CMO TLDR: Netflix, OpenAI Double Down on Ads

Netflix Earnings

Netflix Ad Revenue Set to Double as Streaming Giant Eyes $3 Billion in 2026

Netflix delivered another strong quarter with revenue hitting $12.1 billion in Q4 2025, up 18% year-over-year, while its advertising business more than doubled to surpass $1.5 billion for the full year. The company expects ad revenue to roughly double again in 2026 to approximately $3 billion as it continues building out its ad tech stack and expanding fill rates across its 12 ad markets. The streaming service is also sharpening its focus on premium CPMs and interactive ad formats, including new modular video ads rolling out globally by Q2, as it works to close the revenue gap between ad-supported and ad-free tiers.

Billion-Dollar AI Bets

OpenAI Targets "Low Billions" in Ad Revenue as ChatGPT Goes Commercial

OpenAI is bringing advertising to ChatGPT's free and $8-per-month Go tiers in the coming weeks, with a person close to the company telling the Financial Times it expects to generate "low billions" of dollars in ad revenue this year as it seeks to fund $1.4 trillion in computing commitments over the next decade. The ads will appear at the bottom of ChatGPT responses and leverage the chatbot's growing "memory" feature to deliver hyper-personalized marketing messages, though OpenAI insists answers will remain independent and users can opt out of personalization. The move follows Google's recent launch of personalized AI advertising and marks a significant pivot for OpenAI, which had previously resisted ads over concerns they could undermine trust in its responses.

WPP's AI Platform Hits 85,000 Users as Agencies Race to Cut Costs

WPP's AI-powered operating system has seen adoption surge to 85,000 of its 108,000 employees using it monthly, up from 30,000 in February 2024, as the advertising giant bets technology can help reverse a decline in organic revenue growth.
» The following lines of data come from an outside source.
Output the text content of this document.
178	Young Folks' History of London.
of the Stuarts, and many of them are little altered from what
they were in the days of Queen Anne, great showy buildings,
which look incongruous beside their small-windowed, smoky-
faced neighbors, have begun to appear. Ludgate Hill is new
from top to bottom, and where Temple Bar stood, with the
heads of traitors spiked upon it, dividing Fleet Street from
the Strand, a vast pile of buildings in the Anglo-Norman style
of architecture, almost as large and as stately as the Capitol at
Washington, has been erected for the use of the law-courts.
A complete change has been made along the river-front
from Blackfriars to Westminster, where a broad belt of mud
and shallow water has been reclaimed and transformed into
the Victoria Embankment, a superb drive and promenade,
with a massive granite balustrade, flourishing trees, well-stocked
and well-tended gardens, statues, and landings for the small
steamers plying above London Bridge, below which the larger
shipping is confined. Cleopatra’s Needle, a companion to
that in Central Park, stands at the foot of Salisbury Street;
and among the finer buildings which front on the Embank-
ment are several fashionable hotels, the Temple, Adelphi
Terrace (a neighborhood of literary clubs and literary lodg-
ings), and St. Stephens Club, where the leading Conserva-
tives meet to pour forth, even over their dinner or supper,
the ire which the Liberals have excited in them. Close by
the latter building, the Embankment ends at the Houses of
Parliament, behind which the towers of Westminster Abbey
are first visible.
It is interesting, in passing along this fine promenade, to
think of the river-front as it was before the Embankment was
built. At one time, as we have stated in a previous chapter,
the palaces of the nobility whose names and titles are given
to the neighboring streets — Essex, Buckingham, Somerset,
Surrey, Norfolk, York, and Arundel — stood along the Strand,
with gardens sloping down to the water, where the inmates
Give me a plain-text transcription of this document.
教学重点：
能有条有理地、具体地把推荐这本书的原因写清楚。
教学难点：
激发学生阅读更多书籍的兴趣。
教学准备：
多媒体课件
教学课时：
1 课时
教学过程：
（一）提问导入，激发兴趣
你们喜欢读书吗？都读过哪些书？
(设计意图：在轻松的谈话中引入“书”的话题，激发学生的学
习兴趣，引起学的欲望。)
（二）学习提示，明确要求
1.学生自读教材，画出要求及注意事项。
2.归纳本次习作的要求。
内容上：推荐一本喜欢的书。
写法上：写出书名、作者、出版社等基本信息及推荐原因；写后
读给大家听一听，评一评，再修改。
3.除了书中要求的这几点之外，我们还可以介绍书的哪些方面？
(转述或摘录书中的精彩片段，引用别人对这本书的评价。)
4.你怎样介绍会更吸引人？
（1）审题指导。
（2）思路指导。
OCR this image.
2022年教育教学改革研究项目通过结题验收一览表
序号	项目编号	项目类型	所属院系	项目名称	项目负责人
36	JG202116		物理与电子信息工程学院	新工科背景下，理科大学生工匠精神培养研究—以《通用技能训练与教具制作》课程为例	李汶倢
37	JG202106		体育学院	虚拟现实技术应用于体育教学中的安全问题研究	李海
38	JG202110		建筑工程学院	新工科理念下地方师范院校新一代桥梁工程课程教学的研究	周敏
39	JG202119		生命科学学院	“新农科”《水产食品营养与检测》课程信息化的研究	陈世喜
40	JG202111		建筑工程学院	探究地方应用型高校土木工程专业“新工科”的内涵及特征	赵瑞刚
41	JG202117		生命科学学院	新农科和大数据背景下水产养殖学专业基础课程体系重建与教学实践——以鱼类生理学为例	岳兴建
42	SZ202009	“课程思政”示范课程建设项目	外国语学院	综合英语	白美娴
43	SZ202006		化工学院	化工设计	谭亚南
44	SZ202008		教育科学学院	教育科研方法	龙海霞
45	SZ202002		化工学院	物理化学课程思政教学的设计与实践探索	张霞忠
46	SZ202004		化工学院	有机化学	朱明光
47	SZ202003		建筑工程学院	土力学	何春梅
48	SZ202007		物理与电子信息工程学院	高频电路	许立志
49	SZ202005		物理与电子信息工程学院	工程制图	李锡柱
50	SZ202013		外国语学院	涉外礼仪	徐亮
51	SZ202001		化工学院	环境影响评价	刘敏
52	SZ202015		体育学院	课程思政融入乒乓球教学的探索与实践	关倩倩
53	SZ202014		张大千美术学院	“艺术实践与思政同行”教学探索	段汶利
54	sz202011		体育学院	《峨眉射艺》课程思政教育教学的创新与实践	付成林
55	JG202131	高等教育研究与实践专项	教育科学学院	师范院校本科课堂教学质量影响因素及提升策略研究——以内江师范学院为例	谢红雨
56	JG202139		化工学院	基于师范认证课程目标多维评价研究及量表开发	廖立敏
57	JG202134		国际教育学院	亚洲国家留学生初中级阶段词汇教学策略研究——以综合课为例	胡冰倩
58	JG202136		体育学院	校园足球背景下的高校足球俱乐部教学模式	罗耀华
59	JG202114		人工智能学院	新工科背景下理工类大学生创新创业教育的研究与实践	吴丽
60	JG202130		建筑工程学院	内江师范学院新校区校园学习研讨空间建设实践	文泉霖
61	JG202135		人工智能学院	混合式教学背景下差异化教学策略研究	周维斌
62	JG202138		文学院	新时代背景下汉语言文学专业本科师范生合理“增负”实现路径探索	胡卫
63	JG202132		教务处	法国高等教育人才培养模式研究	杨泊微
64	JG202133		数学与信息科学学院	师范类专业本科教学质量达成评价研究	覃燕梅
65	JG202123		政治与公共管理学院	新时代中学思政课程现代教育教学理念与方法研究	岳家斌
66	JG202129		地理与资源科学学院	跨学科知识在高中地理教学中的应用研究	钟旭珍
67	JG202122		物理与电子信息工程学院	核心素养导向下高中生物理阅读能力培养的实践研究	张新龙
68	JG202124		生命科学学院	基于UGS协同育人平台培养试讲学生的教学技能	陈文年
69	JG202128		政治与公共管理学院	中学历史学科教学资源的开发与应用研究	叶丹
Chief Technology Officer Stephan Pretorius says the platform, which uses models from OpenAI, Google, and Anthropic, saves creative teams roughly 90 days of work annually, though the broader ad industry is still struggling to monetize AI investments with costs up 83% in 2025. The push comes as major agencies shed thousands of jobs, with WPP warning that firms refusing to embrace AI will lose business to competitors.

Meta will start showing ads on Threads to all 400 million users globally next week, following tests in the U.S. and Japan, a move Wall Street expects to become a significant revenue driver as the platform continues gaining ground against Elon Musk's X.

Hershey is launching its first major brand campaign since 2018 with a 20% budget increase to capitalize on a packed 2026 calendar, including Olympic sponsorships, America's 250th anniversary, and a company co-produced Hollywood film, as the chocolate giant shifts toward interconnected earned, owned, and paid media strategies that recognize advertising contributes only about 20% to business growth.

Amazon Publisher Services launched its Prebid adapter in open beta, letting publishers run Amazon ad demand alongside other sources in unified auctions instead of juggling separate systems, a shift that could boost revenue while marking a rare embrace of open standards over Big Tech's typical walled garden approach.

Pinterest hired former Amazon global marketing VP Claudine Cheever as CMO and created a new chief business officer role for DoorDash and Spotify veteran Lee Brown as the social platform pushes deeper into e-commerce under CEO Bill Ready, who joined from Google in 2022 with plans to transform Pinterest's inspiration boards into shopping destinations.

WPP Media won SC Johnson's $210 million North America media account from Omnicom Media, capturing nearly two-thirds of the household products giant's $320 million global media spending while Omnicom retains the international business.

YouTube officially rolled out shoppable ads with QR codes across its TV app for all Performance Max and Demand Gen campaigns, a move that's already doubled conversions and pushed TV impressions from under 0.5% to 1.5% of total ad delivery as Google capitalizes on viewers increasingly watching YouTube on their living room screens.